Mentions: A functioning actin cytoskeleton is required for the invasiveness of a number of tumor cells [38], [39]. To confirm the significance of actin dynamics in HT1080 invasion into type I collagen/fibronectin matrix, Cytochalasin B or control DMSO treated cells were tested in the invasion assay. As anticipated, both the mechanically stimulated and the non-stimulated invasion were inhibited. Less than 1% of the cells treated with Cytochalasin B invaded irrespective of whether they were mechanically stimulated (Figure 5C). In comparison, 12% of non-stimulated and 29% of stimulated, DMSO treated control cells invaded into the matrix (Figure 5C). As expected, invasion into a 3D matrix is dependent on the dynamics of the actin cytoskeleton.
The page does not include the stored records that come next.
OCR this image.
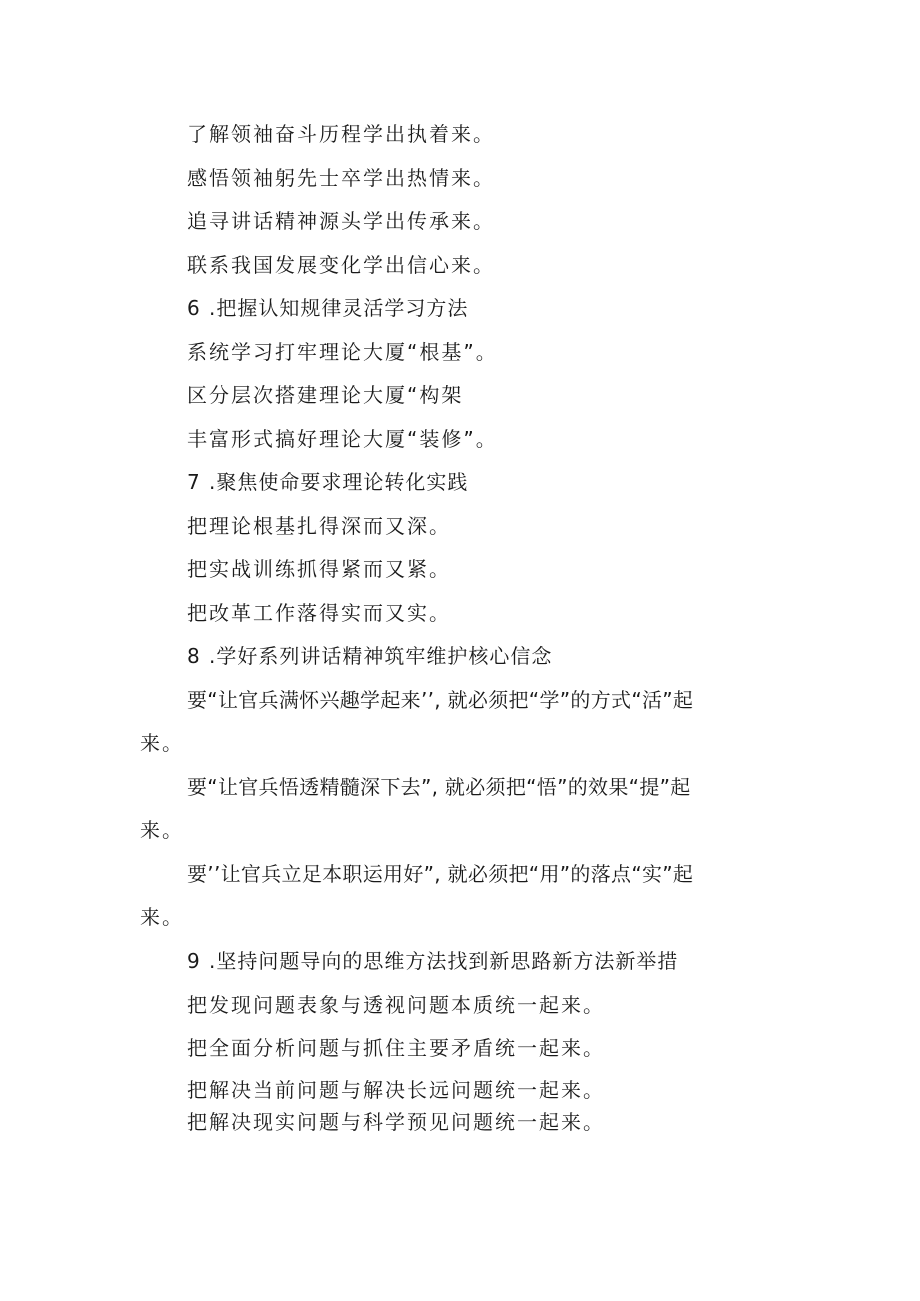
了解领袖奋斗历程学出执着来。
感悟领袖躬先士卒学出热情来。
追寻讲话精神源头学出传承来。
联系我国发展变化学出信心来。
6 .把握认知规律灵活学习方法
系统学习打牢理论大厦“根基”。
区分层次搭建理论大厦“构架
丰富形式搞好理论大厦“装修”。
7 .聚焦使命要求理论转化实践
把理论根基扎得深而又深。
把实战训练抓得紧而又紧。
把改革工作落得实而又实。
8 .学好系列讲话精神筑牢维护核心信念
要“让官兵满怀兴趣学起来’’, 就必须把“学”的方式“活”起
来。
要“让官兵悟透精髓深下去”, 就必须把“悟”的效果“提”起
来。
要’’让官兵立足本职运用好”, 就必须把“用”的落点“实”起
来。
9 .坚持问题导向的思维方法找到新思路新方法新举措
把发现问题表象与透视问题本质统一起来。
把全面分析问题与抓住主要矛盾统一起来。
把解决当前问题与解决长远问题统一起来。
把解决现实问题与科学预见问题统一起来。
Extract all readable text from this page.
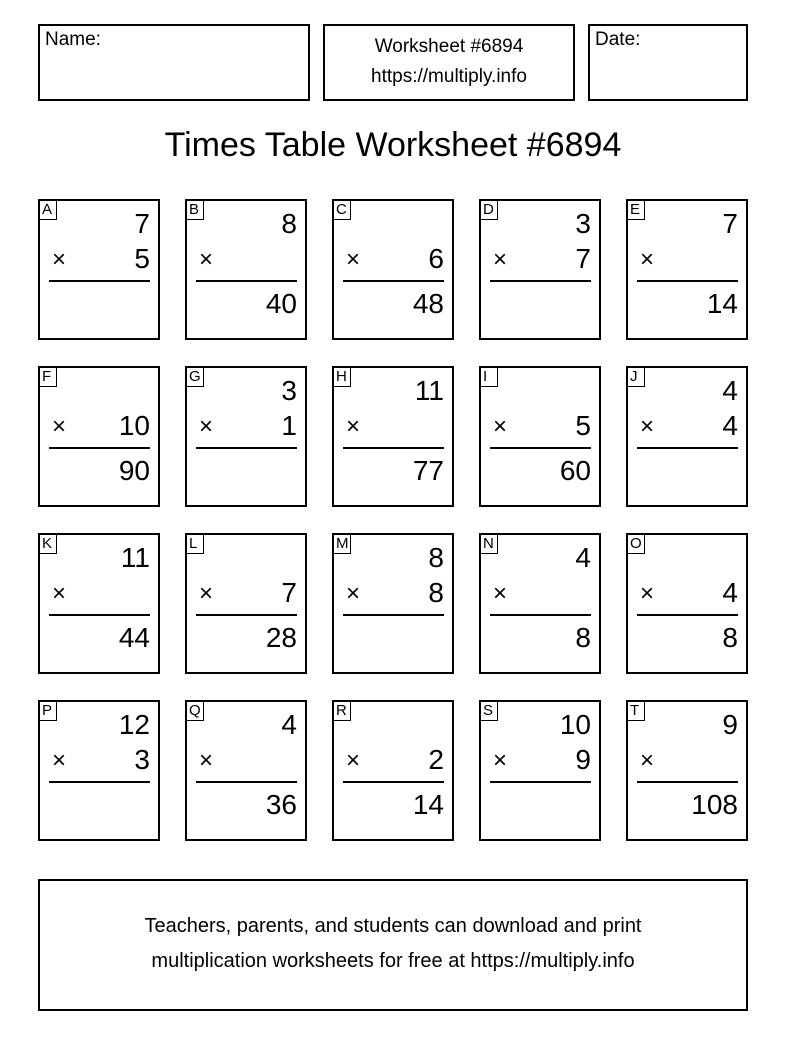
Name:	Worksheet #6894
https://multiply.info
Date:
Times Table Worksheet #6894
A	7
× 5
B	8
×
40
C
× 6
48
D	3
× 7
E	7
×
14
F
× 10
90
G	3
× 1
H 11
×
77
I
× 5
60
J	4
× 4
K 11
×
44
L
× 7
28
M	8
× 8
N	4
×
8
O
× 4
8
P 12
× 3
Q	4
×
36
R
× 2
14
S 10
× 9
T	9
×
108
Teachers, parents, and students can download and print
multiplication worksheets for free at https://multiply.info
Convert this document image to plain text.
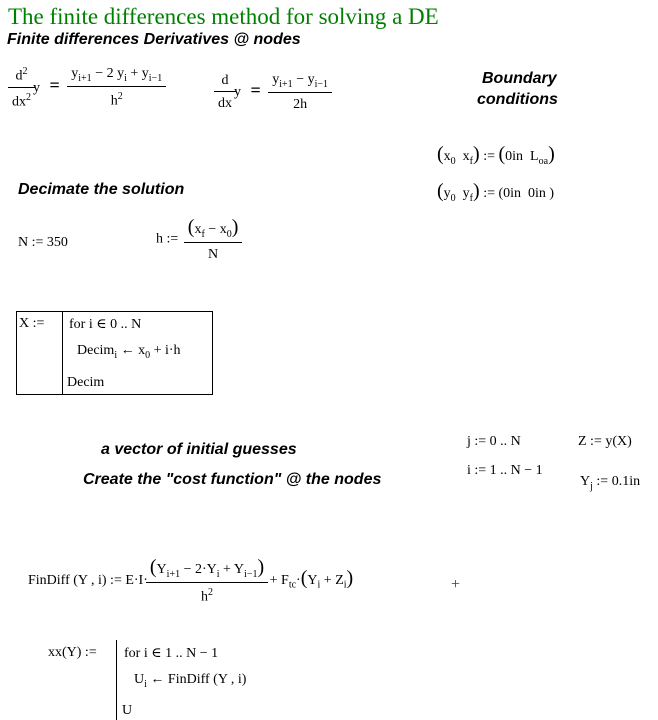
The finite differences method for solving a DE
Finite differences Derivatives @ nodes
$\frac{d^2}{dx^2}$ $y = \frac{y_{i+1} - 2 y_i + y_{i-1}}{h^2}$	$\frac{d}{dx}$ $y = \frac{y_{i+1} - y_{i-1}}{2h}$	Boundary
conditions
($x_0$ $x_f$) := (0in $L_{oa}$)
($y_0$ $y_f$) := (0in 0in )
Decimate the solution
N := 350	h := $\frac{(x_f - x_0)}{N}$
X := for i ∈ 0 .. N
Decim$_i$ ← $x_0 + i\cdot h$
Decim
a vector of initial guesses
Create the "cost function" @ the nodes
j := 0 .. N
i := 1 .. N − 1
Z := y(X)
$Y_j$ := 0.1in
FinDiff (Y , i) := $E\cdot I\cdot \frac{(Y_{i+1} - 2\cdot Y_i + Y_{i-1})}{h^2} + F_{tc}\cdot(Y_i + Z_i)$	+
xx(Y) := for i ∈ 1 .. N − 1
$U_i$ ← FinDiff (Y , i)
U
Cancer cell invasion is enhanced by applied mechanical stimulation.

Menon S, Beningo KA - PLoS ONE (2011)

Silencing of Cofilin prevents mechanically stimulated invasion.A) Western blot of cofilin from lysates of HT1080 cells treated with off-target control siRNA (lane 1, from left), and cells cultured for 24 and 48 hours after nucleofection with cofilin siRNA (lanes 2 and 3 respectively). Cofilin expression is reduced 48 hours post-nucleofection. GAPDH was used as loading control. B) HT1080 cells nucleofected with control siRNA or Cofilin siRNA and cultured for 48 hours were seeded onto collagen/fibronectin matrices containing paramagnetic beads. The cells were cultured with or without stimulation for 48 hours and the percent of invading cells was calculated. Invasion assays using control siRNA treated cells were repeated twice (15 fields were counted per trial). Stimulated cells had 3-fold higher invasion as compared to non-stimulated cells (P>0.05). The assay using cells when cofilin was silenced, was repeated four times (15 fields were counted per trial). The percent invasion between stimulated or non-stimulated cultures was insignificant (P>0.05). C) HT1080 cells were seeded onto collagen/fibronectin matrices containing paramagnetic beads. Cells treated with 2 µM Cytochalasin B or DMSO were cultured with or without stimulation for 48 hours and the percent of invading cells was calculated. Data represents three independent assays.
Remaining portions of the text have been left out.